Prólogo

—¡Que paren!

El hombre se inclinó sobre la fría mesa metálica con el cuerpo encogido, los ojos cerrados con fuerza y la voz quebrada. Inspiraba de forma pausada y exhalaba como si fuera su último suspiro. Una ráfaga rápida de palabras penetraba en sus oídos a través de unos auriculares y luego le inundaba el cerebro. Tenía una serie de sensores sujetos a un grueso arnés de tela que llevaba abrochado en el torso. Llevaba también una especie de gorro provisto de electrodos que medían sus ondas cerebrales. La sala estaba muy bien iluminada.

Con cada fragmento de audio y de vídeo se estremecía como bajo el puñetazo de un campeón de los pesos pesados.

Empezó a sollozar.

En una oscura sala contigua un pequeño grupo de hombres observaba la escena a través de un espejo de visión unilateral.

En la pared de la sala en la que estaba el hombre que sollozaba había una pantalla que medía unos dos metros y medio de ancho por otros dos de alto. Parecía diseñada especialmente para ver partidos de fútbol americano. Sin embargo, las imágenes digitales que se sucedían en ella a toda velocidad no eran de hombretones dándose golpes capaces de dejar conmocionado al más fornido. Se trataba de datos ultrasecretos que muy pocas personas del gobierno conocían.

En conjunto, y para un ojo avezado, resultaban reveladores de las actividades clandestinas que se llevan a cabo a lo largo y ancho del planeta, y por ello mismo extraordinarios.

Eran imágenes nítidas de movimientos sospechosos de tropas en Corea a lo largo del paralelo 38.

Imágenes vía satélite de Irán en las que se veían silos subterráneos de misiles que parecían soportes para lápices gigantes excavados en la tierra, junto con la silueta de un reactor nuclear en funcionamiento.

En Pakistán, fotos a una gran altitud de las secuelas de un atentado terrorista en un mercado; hortalizas y trozos de cuerpos destrozados cubrían el suelo.
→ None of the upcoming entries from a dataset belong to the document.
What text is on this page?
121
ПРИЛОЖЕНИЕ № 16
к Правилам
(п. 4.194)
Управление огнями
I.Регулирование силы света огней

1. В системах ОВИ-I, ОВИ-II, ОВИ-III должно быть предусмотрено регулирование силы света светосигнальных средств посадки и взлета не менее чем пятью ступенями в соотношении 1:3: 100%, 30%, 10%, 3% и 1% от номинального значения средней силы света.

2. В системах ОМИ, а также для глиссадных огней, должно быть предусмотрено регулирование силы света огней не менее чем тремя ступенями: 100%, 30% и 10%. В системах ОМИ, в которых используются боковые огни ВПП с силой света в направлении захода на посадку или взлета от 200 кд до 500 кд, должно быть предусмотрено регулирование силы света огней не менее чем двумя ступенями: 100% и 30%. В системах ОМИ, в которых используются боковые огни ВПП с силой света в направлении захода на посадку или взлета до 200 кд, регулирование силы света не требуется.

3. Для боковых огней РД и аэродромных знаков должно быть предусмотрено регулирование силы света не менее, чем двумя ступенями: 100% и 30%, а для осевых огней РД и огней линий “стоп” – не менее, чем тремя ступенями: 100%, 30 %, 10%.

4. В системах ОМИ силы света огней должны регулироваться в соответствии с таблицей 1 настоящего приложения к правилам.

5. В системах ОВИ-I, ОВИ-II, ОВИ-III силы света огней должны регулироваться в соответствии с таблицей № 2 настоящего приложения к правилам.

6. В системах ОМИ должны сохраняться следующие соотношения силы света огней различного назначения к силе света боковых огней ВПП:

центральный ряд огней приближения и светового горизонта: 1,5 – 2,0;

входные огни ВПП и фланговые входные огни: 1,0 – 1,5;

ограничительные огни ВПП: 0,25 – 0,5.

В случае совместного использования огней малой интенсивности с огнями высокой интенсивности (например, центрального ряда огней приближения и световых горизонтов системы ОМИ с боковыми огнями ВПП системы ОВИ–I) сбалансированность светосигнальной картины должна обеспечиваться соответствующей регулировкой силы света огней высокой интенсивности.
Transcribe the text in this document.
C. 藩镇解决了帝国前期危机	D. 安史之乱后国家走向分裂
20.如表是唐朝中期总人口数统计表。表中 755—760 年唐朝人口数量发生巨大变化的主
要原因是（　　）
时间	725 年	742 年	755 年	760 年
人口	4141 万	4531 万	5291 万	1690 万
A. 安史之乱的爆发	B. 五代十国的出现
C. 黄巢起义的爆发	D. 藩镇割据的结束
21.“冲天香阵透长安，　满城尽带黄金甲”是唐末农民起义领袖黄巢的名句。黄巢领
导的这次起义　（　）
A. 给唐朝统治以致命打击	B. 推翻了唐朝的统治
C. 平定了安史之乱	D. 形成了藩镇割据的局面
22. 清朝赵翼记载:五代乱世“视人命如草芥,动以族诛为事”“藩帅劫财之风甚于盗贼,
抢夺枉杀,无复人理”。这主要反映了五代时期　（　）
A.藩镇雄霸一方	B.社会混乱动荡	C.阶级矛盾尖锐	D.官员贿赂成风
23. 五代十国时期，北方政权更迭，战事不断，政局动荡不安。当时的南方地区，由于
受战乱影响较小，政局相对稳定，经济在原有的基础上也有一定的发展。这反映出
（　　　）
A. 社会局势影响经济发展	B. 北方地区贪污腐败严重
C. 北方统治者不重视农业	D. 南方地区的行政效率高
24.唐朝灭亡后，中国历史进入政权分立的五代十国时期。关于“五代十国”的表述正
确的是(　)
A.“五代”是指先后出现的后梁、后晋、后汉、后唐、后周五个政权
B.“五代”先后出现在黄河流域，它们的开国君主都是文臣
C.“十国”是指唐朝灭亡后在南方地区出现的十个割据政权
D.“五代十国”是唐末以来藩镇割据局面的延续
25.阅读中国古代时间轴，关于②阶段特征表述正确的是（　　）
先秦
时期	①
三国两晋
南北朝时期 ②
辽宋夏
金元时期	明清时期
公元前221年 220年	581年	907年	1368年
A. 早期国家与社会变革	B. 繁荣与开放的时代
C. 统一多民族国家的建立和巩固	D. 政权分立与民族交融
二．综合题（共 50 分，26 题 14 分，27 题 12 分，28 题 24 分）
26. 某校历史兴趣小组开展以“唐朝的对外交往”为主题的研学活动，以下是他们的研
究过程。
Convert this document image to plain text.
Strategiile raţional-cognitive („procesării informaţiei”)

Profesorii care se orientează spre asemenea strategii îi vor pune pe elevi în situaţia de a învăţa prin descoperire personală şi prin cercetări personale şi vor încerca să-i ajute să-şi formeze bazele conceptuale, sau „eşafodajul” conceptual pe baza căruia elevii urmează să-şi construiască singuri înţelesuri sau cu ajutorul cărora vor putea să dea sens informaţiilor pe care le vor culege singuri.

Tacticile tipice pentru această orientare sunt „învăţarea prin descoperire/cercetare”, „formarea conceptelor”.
Sobre Rusia, un vídeo en el que aparecía una caravana de camiones del ejército en una misión capaz de conducir al mundo a otra guerra mundial.

Provenientes de la India aparecían los datos de una célula terrorista que planeaba atentados simultáneos contra objetivos sensibles con la intención de provocar una crisis regional.

De la ciudad de Nueva York se mostraban fotos incriminatorias de un importante líder político con una mujer que no era su esposa.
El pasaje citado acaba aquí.